La Commissaire aux droits de l'homme du Conseil de l'Europe dénonce une «violation des droits»

Le jugement, conforme au souhait du parti nationaliste au pouvoir, Droit et justice (PiS), restreint le droit à l'avortement aux seuls cas de danger de mort pour la femme enceinte et de grossesses résultant d'un viol ou d'un inceste. La présidence polonaise et l'épiscopat de Pologne ont exprimé leur «satisfaction» après le jugement du Tribunal, réformé par le gouvernement du PiS et accusé depuis de compter dans ses rangs nombre de juges loyaux à ce parti.

La Commissaire aux droits de l'homme du Conseil de l'Europe, Dunja Mijatovic, avait réagi le 22 octobre à la décision du Tribunal constitutionnel, dénonçant dans un communiqué une «violation des droits de l'homme». Le chef du Parti populaire européen (PPE), ex-président du Conseil européen et ancien Premier ministre polonais, Donald Tusk, a quant à lui pointé une «crapulerie politique».

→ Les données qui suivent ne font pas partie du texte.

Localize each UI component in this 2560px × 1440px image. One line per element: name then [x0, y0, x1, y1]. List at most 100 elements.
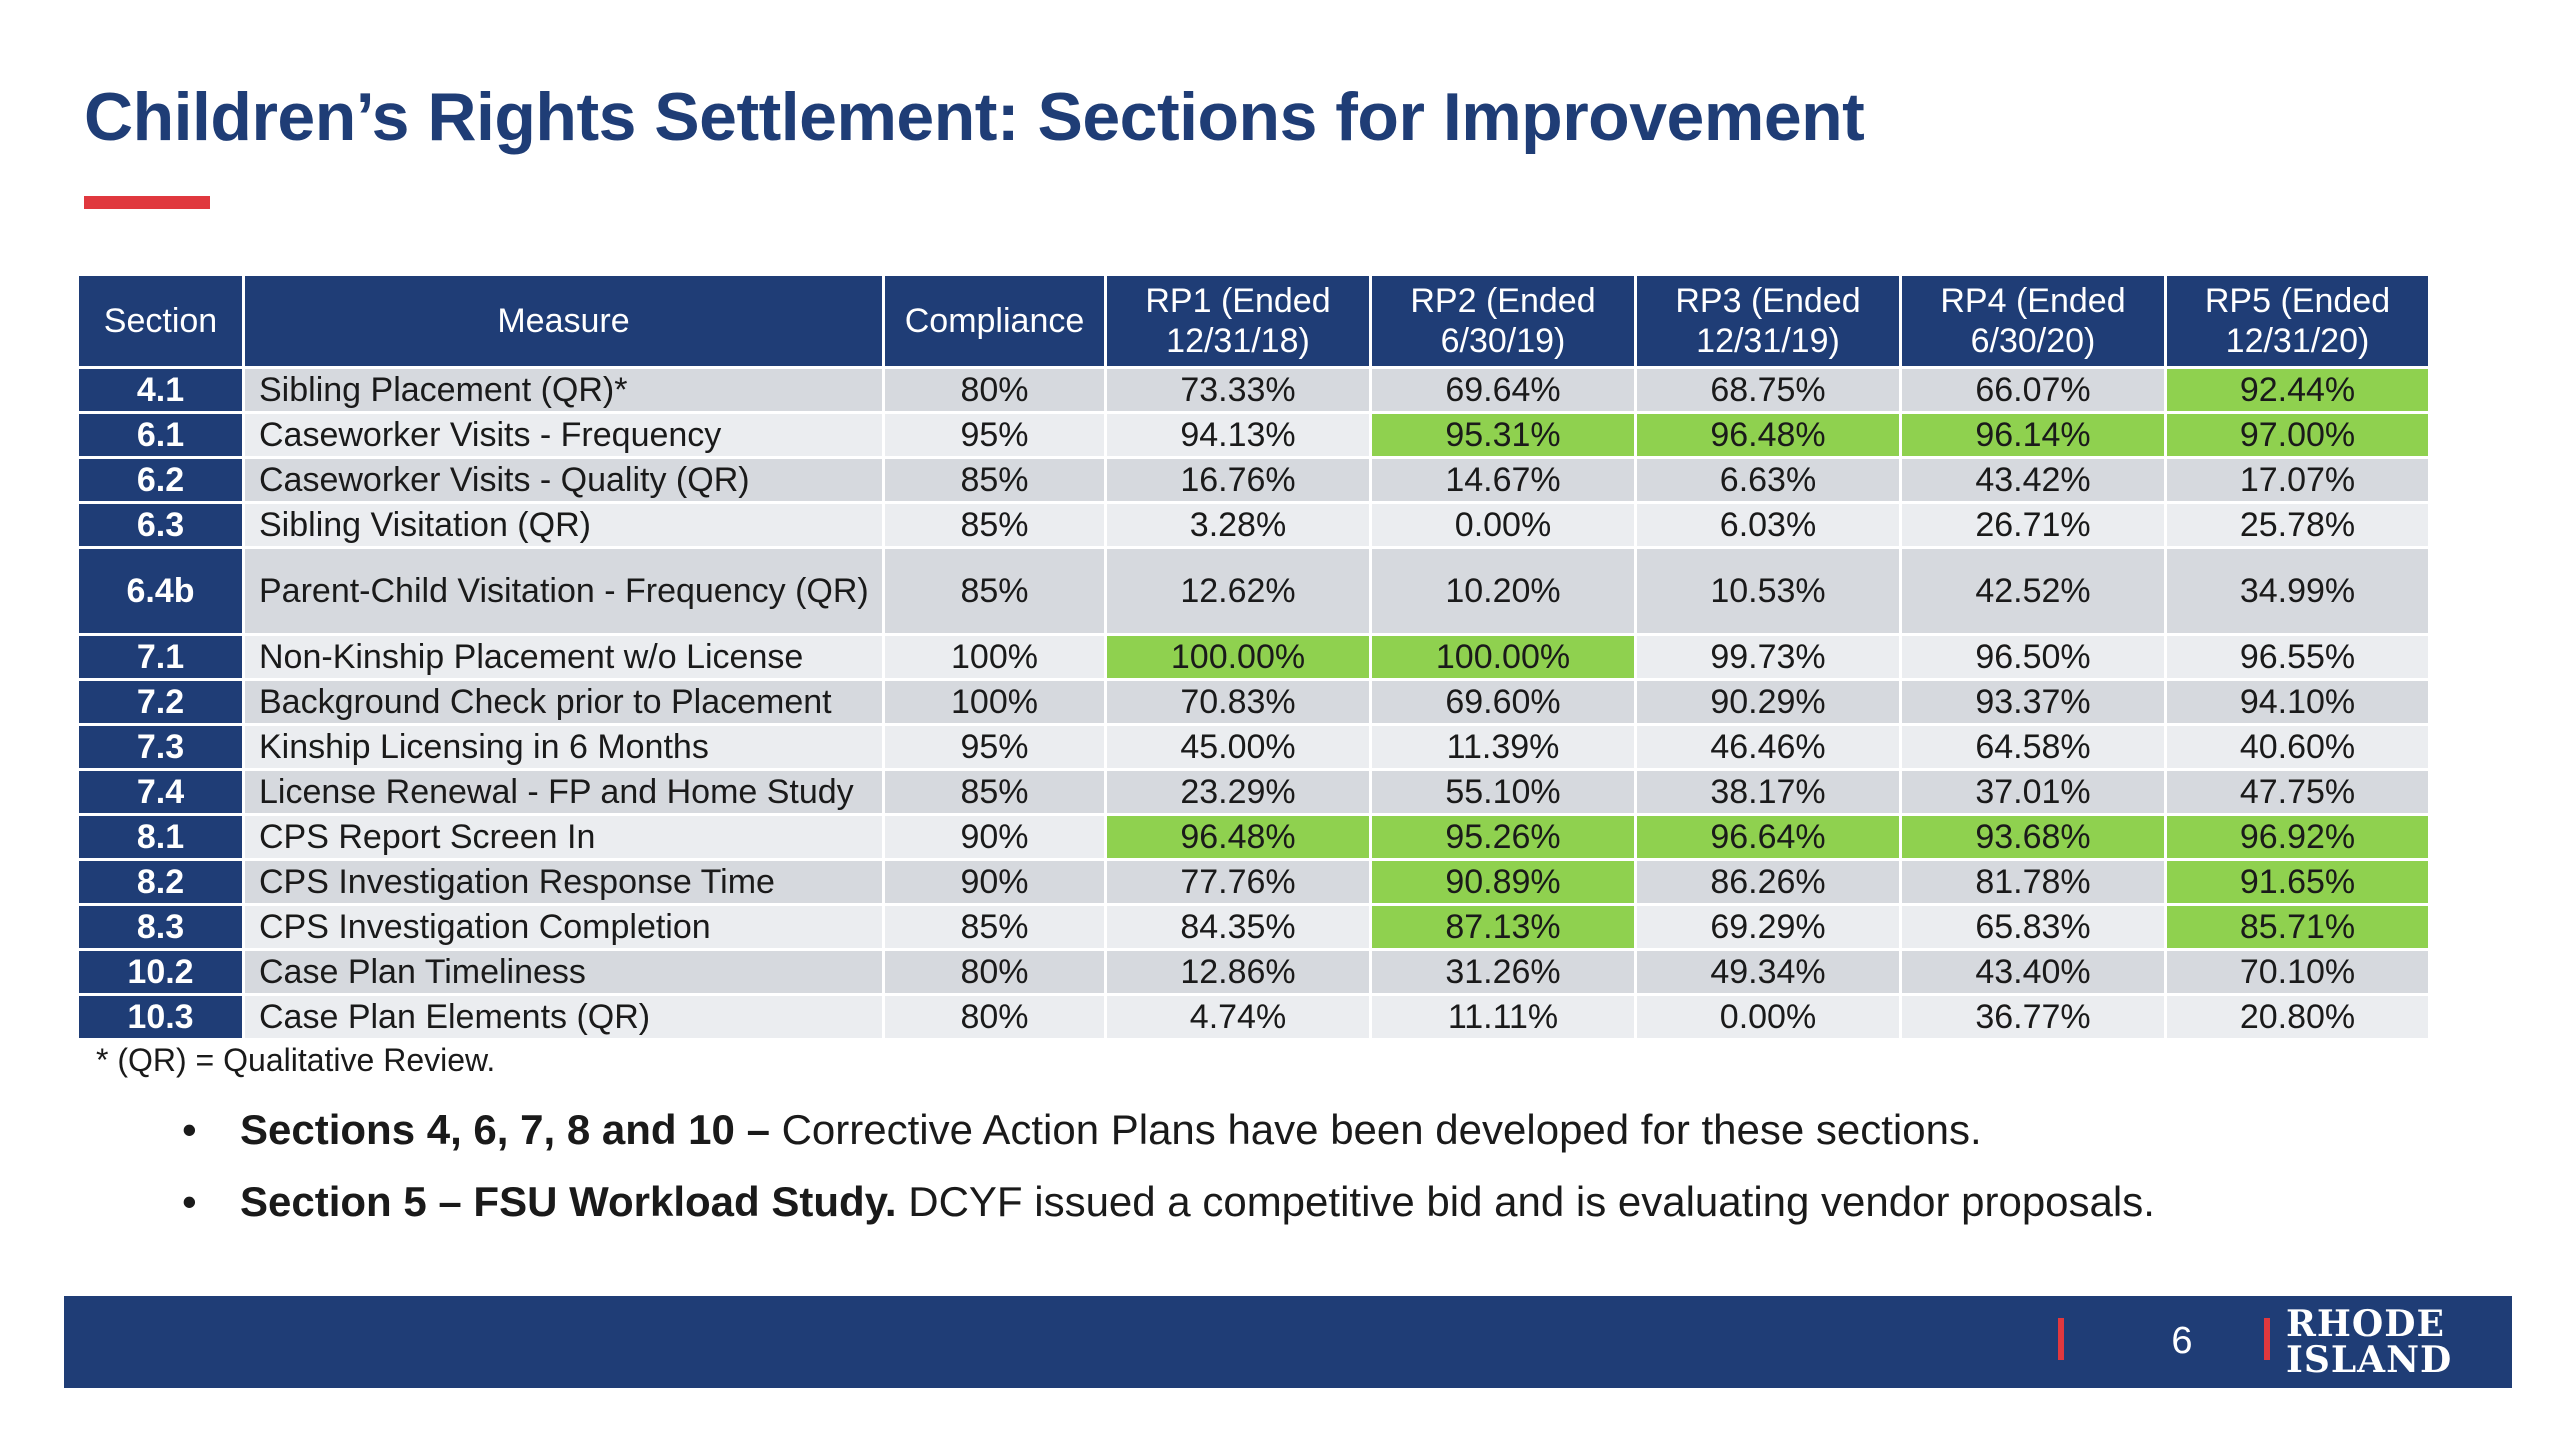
- rp2-value-cell: 0.00%: [1369, 501, 1637, 549]
- rp5-value-cell: 96.55%: [2164, 633, 2431, 681]
- table-row: 6.3 Sibling Visitation (QR) 85% 3.28% 0.00% 6…: [76, 501, 2431, 549]
- rp3-value-cell: 46.46%: [1634, 723, 1902, 771]
- section-cell: 7.3: [76, 723, 245, 771]
- rp2-value-cell: 69.60%: [1369, 678, 1637, 726]
- measure-cell: Non-Kinship Placement w/o License: [242, 633, 885, 681]
- rp4-value-cell: 96.50%: [1899, 633, 2167, 681]
- header-rp1-line2: 12/31/18): [1166, 322, 1310, 360]
- rp4-value-cell: 36.77%: [1899, 993, 2167, 1041]
- rp1-value-cell: 96.48%: [1104, 813, 1372, 861]
- rp3-value-cell: 96.48%: [1634, 411, 1902, 459]
- rp2-value-cell: 87.13%: [1369, 903, 1637, 951]
- rp5-value-cell: 85.71%: [2164, 903, 2431, 951]
- section-cell: 6.2: [76, 456, 245, 504]
- section-cell: 7.4: [76, 768, 245, 816]
- rp3-value-cell: 90.29%: [1634, 678, 1902, 726]
- rp4-value-cell: 64.58%: [1899, 723, 2167, 771]
- measure-cell: Kinship Licensing in 6 Months: [242, 723, 885, 771]
- footnote: * (QR) = Qualitative Review.: [96, 1042, 496, 1078]
- bullet-lead: Sections 4, 6, 7, 8 and 10 –: [240, 1106, 770, 1153]
- rp5-value-cell: 70.10%: [2164, 948, 2431, 996]
- rp1-value-cell: 23.29%: [1104, 768, 1372, 816]
- header-rp2-line2: 6/30/19): [1440, 322, 1566, 360]
- compliance-cell: 80%: [882, 993, 1107, 1041]
- rp5-value-cell: 92.44%: [2164, 366, 2431, 414]
- rp2-value-cell: 14.67%: [1369, 456, 1637, 504]
- rp3-value-cell: 69.29%: [1634, 903, 1902, 951]
- measure-cell: Case Plan Elements (QR): [242, 993, 885, 1041]
- table-row: 10.3 Case Plan Elements (QR) 80% 4.74% 11.11…: [76, 993, 2431, 1041]
- rp2-value-cell: 95.26%: [1369, 813, 1637, 861]
- rp4-value-cell: 26.71%: [1899, 501, 2167, 549]
- table-row: 8.1 CPS Report Screen In 90% 96.48% 95.26% 96…: [76, 813, 2431, 861]
- rp4-value-cell: 96.14%: [1899, 411, 2167, 459]
- header-rp3-line2: 12/31/19): [1696, 322, 1840, 360]
- header-rp5: RP5 (Ended 12/31/20): [2164, 273, 2431, 369]
- rp3-value-cell: 6.03%: [1634, 501, 1902, 549]
- rp5-value-cell: 17.07%: [2164, 456, 2431, 504]
- rp1-value-cell: 12.86%: [1104, 948, 1372, 996]
- rp2-value-cell: 31.26%: [1369, 948, 1637, 996]
- measure-cell: Sibling Placement (QR)*: [242, 366, 885, 414]
- rp3-value-cell: 96.64%: [1634, 813, 1902, 861]
- compliance-cell: 90%: [882, 813, 1107, 861]
- rp3-value-cell: 10.53%: [1634, 546, 1902, 636]
- section-cell: 7.2: [76, 678, 245, 726]
- section-cell: 10.3: [76, 993, 245, 1041]
- measure-cell: Sibling Visitation (QR): [242, 501, 885, 549]
- table-row: 6.4b Parent-Child Visitation - Frequency …: [76, 546, 2431, 636]
- measure-cell: CPS Investigation Completion: [242, 903, 885, 951]
- rp1-value-cell: 94.13%: [1104, 411, 1372, 459]
- bullet-text: DCYF issued a competitive bid and is eva…: [896, 1178, 2155, 1225]
- section-cell: 6.1: [76, 411, 245, 459]
- rp2-value-cell: 11.39%: [1369, 723, 1637, 771]
- page-number: 6: [2171, 1320, 2193, 1362]
- table-body: 4.1 Sibling Placement (QR)* 80% 73.33% 69.64…: [76, 366, 2431, 1041]
- compliance-cell: 85%: [882, 501, 1107, 549]
- rp5-value-cell: 47.75%: [2164, 768, 2431, 816]
- table-row: 6.1 Caseworker Visits - Frequency 95% 94.13…: [76, 411, 2431, 459]
- table-row: 7.4 License Renewal - FP and Home Study 85…: [76, 768, 2431, 816]
- bullet-dot: •: [182, 1106, 197, 1153]
- rp5-value-cell: 34.99%: [2164, 546, 2431, 636]
- rp1-value-cell: 45.00%: [1104, 723, 1372, 771]
- rp3-value-cell: 0.00%: [1634, 993, 1902, 1041]
- bullet-dot: •: [182, 1178, 197, 1225]
- compliance-cell: 100%: [882, 678, 1107, 726]
- rp4-value-cell: 43.40%: [1899, 948, 2167, 996]
- header-rp5-line2: 12/31/20): [2225, 322, 2370, 360]
- rp5-value-cell: 97.00%: [2164, 411, 2431, 459]
- compliance-cell: 95%: [882, 411, 1107, 459]
- table-row: 6.2 Caseworker Visits - Quality (QR) 85% 16…: [76, 456, 2431, 504]
- section-cell: 4.1: [76, 366, 245, 414]
- table-row: 8.2 CPS Investigation Response Time 90% 77.…: [76, 858, 2431, 906]
- rp3-value-cell: 99.73%: [1634, 633, 1902, 681]
- compliance-cell: 80%: [882, 366, 1107, 414]
- bullet-lead: Section 5 – FSU Workload Study.: [240, 1178, 897, 1225]
- rp2-value-cell: 90.89%: [1369, 858, 1637, 906]
- header-section: Section: [76, 273, 245, 369]
- table-row: 8.3 CPS Investigation Completion 85% 84.35%…: [76, 903, 2431, 951]
- rp1-value-cell: 84.35%: [1104, 903, 1372, 951]
- header-measure: Measure: [242, 273, 885, 369]
- bullet-item: • Section 5 – FSU Workload Study. DCYF is…: [170, 1176, 2155, 1228]
- section-cell: 8.3: [76, 903, 245, 951]
- rp1-value-cell: 12.62%: [1104, 546, 1372, 636]
- measures-table: Section Measure Compliance RP1 (Ended 12/…: [76, 273, 2431, 1041]
- table-row: 7.3 Kinship Licensing in 6 Months 95% 45.00…: [76, 723, 2431, 771]
- logo-line1: RHODE: [2286, 1303, 2445, 1345]
- measure-cell: CPS Investigation Response Time: [242, 858, 885, 906]
- rp5-value-cell: 96.92%: [2164, 813, 2431, 861]
- measure-cell: Caseworker Visits - Frequency: [242, 411, 885, 459]
- header-rp1-line1: RP1 (Ended: [1145, 282, 1331, 320]
- section-cell: 6.4b: [76, 546, 245, 636]
- header-rp5-line1: RP5 (Ended: [2204, 282, 2391, 320]
- rp3-value-cell: 38.17%: [1634, 768, 1902, 816]
- measure-cell: Caseworker Visits - Quality (QR): [242, 456, 885, 504]
- measure-cell: License Renewal - FP and Home Study: [242, 768, 885, 816]
- measure-cell: Case Plan Timeliness: [242, 948, 885, 996]
- rp3-value-cell: 86.26%: [1634, 858, 1902, 906]
- rp2-value-cell: 11.11%: [1369, 993, 1637, 1041]
- rp2-value-cell: 55.10%: [1369, 768, 1637, 816]
- header-compliance: Compliance: [882, 273, 1107, 369]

Selon les données officielles, la Pologne, pays comptant 38 millions d'habitants, a enregistré en 2019 seulement 1 100 cas d'IVG environ, dont l'écrasante majorité était autorisée à cause d'une malformation irréversible du fœtus. Selon des ONG, le nombre d'IVG pratiquées clandestinement en Pologne ou dans des cliniques étrangères pourrait atteindre près de 200 000 par an.